Senate President Aquilino “Koko” Pimentel III said Friday night he would seek a meeting with Sen. Leila de Lima over the presentation of confessed hitman Edgar Matobato at a Senate hearing, where the witness tagged President Rodrigo Duterte as the brains of a death squad in Davao City during his time as mayor.
Pimentel, Mr. Duterte’s key ally at the Senate, said he would “try to” have a casual meeting with De Lima, chair of the Senate committee on justice and human rights, on Monday.
“I will talk to Senator De Lima and ask her what happened in the last hearing. That’s all. Let the topics of the conversation come out from her,” said Pimentel in a text message early Friday evening.
“Will try to meet her on Monday.

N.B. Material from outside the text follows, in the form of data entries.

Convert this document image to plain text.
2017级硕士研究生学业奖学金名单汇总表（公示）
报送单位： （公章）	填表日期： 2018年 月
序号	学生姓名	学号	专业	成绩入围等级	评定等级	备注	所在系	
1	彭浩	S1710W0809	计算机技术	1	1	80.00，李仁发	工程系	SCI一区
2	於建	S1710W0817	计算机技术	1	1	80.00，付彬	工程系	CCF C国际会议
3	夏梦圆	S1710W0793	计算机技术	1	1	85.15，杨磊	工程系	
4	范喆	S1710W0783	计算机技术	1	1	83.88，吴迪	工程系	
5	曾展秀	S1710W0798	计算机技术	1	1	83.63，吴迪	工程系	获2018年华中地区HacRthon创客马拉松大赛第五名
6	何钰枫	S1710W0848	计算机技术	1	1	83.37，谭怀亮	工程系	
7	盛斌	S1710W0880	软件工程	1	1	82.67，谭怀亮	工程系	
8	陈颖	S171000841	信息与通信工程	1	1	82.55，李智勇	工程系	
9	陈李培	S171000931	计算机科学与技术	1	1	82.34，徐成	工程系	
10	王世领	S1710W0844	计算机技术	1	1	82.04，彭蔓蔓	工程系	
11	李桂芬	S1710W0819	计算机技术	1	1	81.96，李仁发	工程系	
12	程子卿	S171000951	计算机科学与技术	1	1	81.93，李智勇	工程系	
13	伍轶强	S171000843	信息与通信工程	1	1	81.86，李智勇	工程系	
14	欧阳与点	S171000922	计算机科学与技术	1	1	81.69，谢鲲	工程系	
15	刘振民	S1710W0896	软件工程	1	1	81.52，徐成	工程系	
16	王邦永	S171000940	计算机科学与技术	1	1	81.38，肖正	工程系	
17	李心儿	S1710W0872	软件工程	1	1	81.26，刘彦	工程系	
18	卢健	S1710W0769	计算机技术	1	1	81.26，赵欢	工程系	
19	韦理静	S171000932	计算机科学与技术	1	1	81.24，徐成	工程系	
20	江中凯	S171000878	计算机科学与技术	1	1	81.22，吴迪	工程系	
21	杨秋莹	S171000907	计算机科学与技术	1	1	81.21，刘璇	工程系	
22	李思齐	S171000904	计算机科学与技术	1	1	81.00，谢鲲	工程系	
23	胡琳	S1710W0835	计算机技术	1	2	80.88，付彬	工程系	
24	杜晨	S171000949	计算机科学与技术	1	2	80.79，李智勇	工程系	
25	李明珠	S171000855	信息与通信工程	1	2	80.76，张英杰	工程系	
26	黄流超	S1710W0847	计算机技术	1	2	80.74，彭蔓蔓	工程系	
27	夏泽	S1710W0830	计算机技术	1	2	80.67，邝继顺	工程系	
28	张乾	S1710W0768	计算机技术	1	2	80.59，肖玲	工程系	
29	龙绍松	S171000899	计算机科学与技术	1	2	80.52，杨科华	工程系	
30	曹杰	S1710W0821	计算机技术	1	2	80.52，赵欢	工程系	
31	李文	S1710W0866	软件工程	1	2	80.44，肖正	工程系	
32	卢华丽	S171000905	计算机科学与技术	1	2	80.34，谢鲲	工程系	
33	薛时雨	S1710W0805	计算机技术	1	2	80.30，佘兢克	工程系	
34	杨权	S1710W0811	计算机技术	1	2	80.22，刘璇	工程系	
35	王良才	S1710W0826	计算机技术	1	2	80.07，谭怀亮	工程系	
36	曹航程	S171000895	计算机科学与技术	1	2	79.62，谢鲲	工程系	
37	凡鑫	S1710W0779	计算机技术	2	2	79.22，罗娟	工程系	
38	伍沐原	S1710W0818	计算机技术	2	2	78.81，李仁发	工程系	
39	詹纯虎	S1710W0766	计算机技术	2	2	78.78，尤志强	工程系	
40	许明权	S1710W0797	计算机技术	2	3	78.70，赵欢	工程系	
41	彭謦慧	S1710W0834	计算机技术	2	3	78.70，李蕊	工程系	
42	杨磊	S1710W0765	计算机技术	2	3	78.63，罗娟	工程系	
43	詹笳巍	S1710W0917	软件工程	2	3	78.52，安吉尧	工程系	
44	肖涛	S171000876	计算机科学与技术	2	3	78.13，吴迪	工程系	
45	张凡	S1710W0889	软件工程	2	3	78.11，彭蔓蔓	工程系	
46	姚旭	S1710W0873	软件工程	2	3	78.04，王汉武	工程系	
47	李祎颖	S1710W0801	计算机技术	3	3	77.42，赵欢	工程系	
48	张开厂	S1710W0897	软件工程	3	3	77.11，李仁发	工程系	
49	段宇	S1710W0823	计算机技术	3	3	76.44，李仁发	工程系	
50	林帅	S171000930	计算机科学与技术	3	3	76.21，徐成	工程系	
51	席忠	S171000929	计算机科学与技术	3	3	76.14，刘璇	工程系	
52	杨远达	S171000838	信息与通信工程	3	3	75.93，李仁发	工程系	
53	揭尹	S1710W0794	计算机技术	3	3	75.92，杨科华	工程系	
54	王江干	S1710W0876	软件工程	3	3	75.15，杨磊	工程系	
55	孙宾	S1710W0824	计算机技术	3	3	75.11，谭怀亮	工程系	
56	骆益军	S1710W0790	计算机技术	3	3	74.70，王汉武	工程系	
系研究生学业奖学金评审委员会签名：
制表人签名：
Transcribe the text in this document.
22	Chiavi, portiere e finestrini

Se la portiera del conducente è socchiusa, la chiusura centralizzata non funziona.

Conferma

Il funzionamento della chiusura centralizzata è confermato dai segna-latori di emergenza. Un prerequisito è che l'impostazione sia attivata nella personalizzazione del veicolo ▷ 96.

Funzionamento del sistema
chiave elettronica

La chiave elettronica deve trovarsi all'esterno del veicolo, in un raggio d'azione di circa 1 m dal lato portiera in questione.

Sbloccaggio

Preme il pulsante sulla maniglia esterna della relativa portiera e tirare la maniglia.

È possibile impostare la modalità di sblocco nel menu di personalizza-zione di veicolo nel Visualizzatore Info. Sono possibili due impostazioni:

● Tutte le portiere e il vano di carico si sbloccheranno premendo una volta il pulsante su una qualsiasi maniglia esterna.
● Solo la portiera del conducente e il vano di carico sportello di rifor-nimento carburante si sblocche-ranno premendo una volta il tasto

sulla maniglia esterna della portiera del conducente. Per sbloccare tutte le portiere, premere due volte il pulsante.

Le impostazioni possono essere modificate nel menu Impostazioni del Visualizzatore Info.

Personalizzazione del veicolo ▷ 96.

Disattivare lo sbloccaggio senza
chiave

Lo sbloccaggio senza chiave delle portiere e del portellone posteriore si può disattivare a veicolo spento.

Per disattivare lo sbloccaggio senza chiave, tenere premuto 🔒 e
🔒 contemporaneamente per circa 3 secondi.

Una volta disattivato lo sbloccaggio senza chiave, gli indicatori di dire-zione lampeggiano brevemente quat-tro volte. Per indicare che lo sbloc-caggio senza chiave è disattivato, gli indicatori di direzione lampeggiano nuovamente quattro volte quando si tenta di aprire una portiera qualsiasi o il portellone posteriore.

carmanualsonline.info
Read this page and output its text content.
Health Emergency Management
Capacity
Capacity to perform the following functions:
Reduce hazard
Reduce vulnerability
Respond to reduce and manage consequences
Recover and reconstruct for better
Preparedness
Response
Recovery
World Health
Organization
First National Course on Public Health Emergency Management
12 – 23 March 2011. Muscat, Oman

No appointment, just casual,” he told the Inquirer.
Pimentel had earlier said Matobato’s testimony “was not even relevant” to De Lima’s resolution that prompted her committee’s inquiry into the string of drug-related deaths under the President’s fierce antidrug war.
The Senate President on Thursday rejected the committee’s request to place Matobato under the Senate’s protective custody, saying there was “no Senate rule to justify” the move.
He also said there was “no showing that his life or safety is threatened.”
Saying she was “perplexed, disturbed, and extremely disappointed” with Pimentel’s decision, De Lima said the relevance of Matobato’s of her committee’s inquiry “is self-evident.”
“Regardless of the personalities involved, his testimony merely shows that what is transpiring now in this country has happened before in Davao City. His testimony raises the legitimate question of whether the DDS (Davao Death Squad) has anything to do or is in fact involved in the nationwide war on drugs, at least insofar as the aspect of extrajudicial and vigilante killings are concerned,” De Lima said in a statement Friday.